A Andenne-Seilles, autre petite ville de 7 800 habitans située sur la Meuse, les pillages, incendies, massacres et cruautés furent horribles : non loin de 300 victimes, environ 200 maisons pillées ; nulle autre ville ne fut le théâtre d’autant de scènes de férocité. Sur un cas d’une telle gravité, le Livre Blanc produit en tout et pour tout trois témoignages, ceux d’un général, d’un major et d’un simple soldat. Or, le général ne parle que par ouï-dire, et les allégations du major sont manifestement mensongères (il affirme que 100 soldats auraient été échaudés avec de l’eau bouillante, alors que pas une des victimes et pas un médecin ne témoignent à ce sujet). D’autre part, le Livre Blanc ne craint pas de reprendre des assertions démenties par les enquêtes allemandes elles-mêmes. Enfin, il fait état d’une enquête tardive menée par le sous-lieutenant Götze et qui n’a été qu’une comédie judiciaire. Huit jours après le massacre, le commandant d’Andenne invita l’administration communale et certains habitans à une réjouissance publique sur la place même où avaient eu lieu les massacres !...

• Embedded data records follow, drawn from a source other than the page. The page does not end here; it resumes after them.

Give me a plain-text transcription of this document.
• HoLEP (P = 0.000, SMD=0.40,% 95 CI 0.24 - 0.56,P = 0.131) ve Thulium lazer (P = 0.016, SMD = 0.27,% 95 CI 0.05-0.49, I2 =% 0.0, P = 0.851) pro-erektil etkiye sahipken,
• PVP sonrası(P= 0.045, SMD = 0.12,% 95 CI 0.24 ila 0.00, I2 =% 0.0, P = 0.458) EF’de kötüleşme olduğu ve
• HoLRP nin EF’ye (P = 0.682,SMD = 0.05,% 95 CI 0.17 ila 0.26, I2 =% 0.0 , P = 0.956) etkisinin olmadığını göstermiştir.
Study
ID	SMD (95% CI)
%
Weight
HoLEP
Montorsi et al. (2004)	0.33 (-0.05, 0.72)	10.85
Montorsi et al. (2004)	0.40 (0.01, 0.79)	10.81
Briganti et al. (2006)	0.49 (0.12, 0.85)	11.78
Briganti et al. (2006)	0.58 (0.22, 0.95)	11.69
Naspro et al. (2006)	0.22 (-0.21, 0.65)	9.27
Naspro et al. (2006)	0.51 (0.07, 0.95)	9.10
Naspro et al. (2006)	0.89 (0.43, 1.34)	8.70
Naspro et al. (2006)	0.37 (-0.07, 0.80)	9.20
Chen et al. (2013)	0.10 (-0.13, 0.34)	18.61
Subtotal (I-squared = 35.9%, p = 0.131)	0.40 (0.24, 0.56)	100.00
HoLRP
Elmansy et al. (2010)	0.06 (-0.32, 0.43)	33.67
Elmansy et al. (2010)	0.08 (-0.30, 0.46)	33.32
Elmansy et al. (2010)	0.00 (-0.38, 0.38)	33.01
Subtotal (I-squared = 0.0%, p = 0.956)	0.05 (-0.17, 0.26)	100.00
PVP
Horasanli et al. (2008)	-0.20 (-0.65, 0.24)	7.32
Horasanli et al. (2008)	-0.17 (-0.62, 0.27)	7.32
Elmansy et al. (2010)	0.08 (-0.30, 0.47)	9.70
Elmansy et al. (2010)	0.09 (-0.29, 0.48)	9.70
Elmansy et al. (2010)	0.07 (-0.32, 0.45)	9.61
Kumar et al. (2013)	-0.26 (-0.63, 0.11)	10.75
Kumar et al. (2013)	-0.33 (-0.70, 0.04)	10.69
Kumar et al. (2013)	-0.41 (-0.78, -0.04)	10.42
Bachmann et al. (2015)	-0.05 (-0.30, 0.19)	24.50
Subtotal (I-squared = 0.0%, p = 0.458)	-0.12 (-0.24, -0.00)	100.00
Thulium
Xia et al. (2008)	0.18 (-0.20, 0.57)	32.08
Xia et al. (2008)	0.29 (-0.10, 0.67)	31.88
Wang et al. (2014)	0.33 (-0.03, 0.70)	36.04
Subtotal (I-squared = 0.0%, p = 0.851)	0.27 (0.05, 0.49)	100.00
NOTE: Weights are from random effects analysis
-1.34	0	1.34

A Dinant, la statistique du carnage est affreuse. La liste des cadavres identifiés est reproduite par le Livre Gris : un à un, comme à un appel de vivans, 606 morts se relèvent de la fosse commune pour accuser leurs bourreaux. Parmi les victimes : 71 personnes du sexe féminin, 34 personnes dépassant l’âge de soixante-dix ans et 66 enfans et adolescens de moins de dix-huit ans et dont le plus jeune avait trois semaines. Dinant comptait 7 700 habitans, dont il restait peut-être quelque 4 000 sur la rive droite de la Meuse, lors de l’arrivée des Allemands, le reste ayant pris la fuite ; sur 1 450 maisons, 1 263 furent incendiées ; 416 habitans de toutes les classes sociales furent déportés et détenus de longs mois en Allemagne : M. Tschoffen, procureur du Roi, qui fut au nombre de ces malheureux, raconte, dans un rapport effrayant de précision, le sac de la ville, l’affreuse scène de la fusillade des otages (plus de 80 victimes en un seul endroit), et l’odyssée lamentable des survivans. Ce qui ressort de faits dûment établis de certains aveux allemands c’est qu’en réalité, l’armée allemande voulut faire expier à la population civile la résistance tenace que lui opposèrent à Dinant les troupes françaises.

Le Livre Gris invoque, à ce propos, deux documens communiqués au gouvernement belge par les autorités militaires françaises. Ils sont du plus haut intérêt historique et psychologique.

L’un est un rapport détaillé, extrait des renseignemens de l’état-major français sur les opérations autour de Dinant en août 1914 et publié à l’occasion de l’anniversaire du sac de Dinant par le Bureau documentaire belge ; il suffit de le rapprocher des faits allégués par le Mémoire allemand pour voir que ce dernier attribue à la population des actes d’hostilité accomplis légitimement par les troupes françaises.

Le second, inédit, est la relation d’une enquête régulière faite par l’autorité française auprès des prisonniers allemands appartenant au XIIe corps d’armée (Ier corps saxon). Une rafle de plus de 1 100 hommes de ce corps fut faite au cours de la bataille de la Marne. Ils ont été interrogés sous serment par des membres des parquets militaires. Le lieutenant Loustalot, substitut du rapporteur près le Conseil de guerre de Bordeaux, qui a entendu 414 d’entre eux, a dégagé les conclusions de son enquête dans un rapport dont le Livre Gris publie les principaux passages, avec un certain nombre des dépositions enregistrées.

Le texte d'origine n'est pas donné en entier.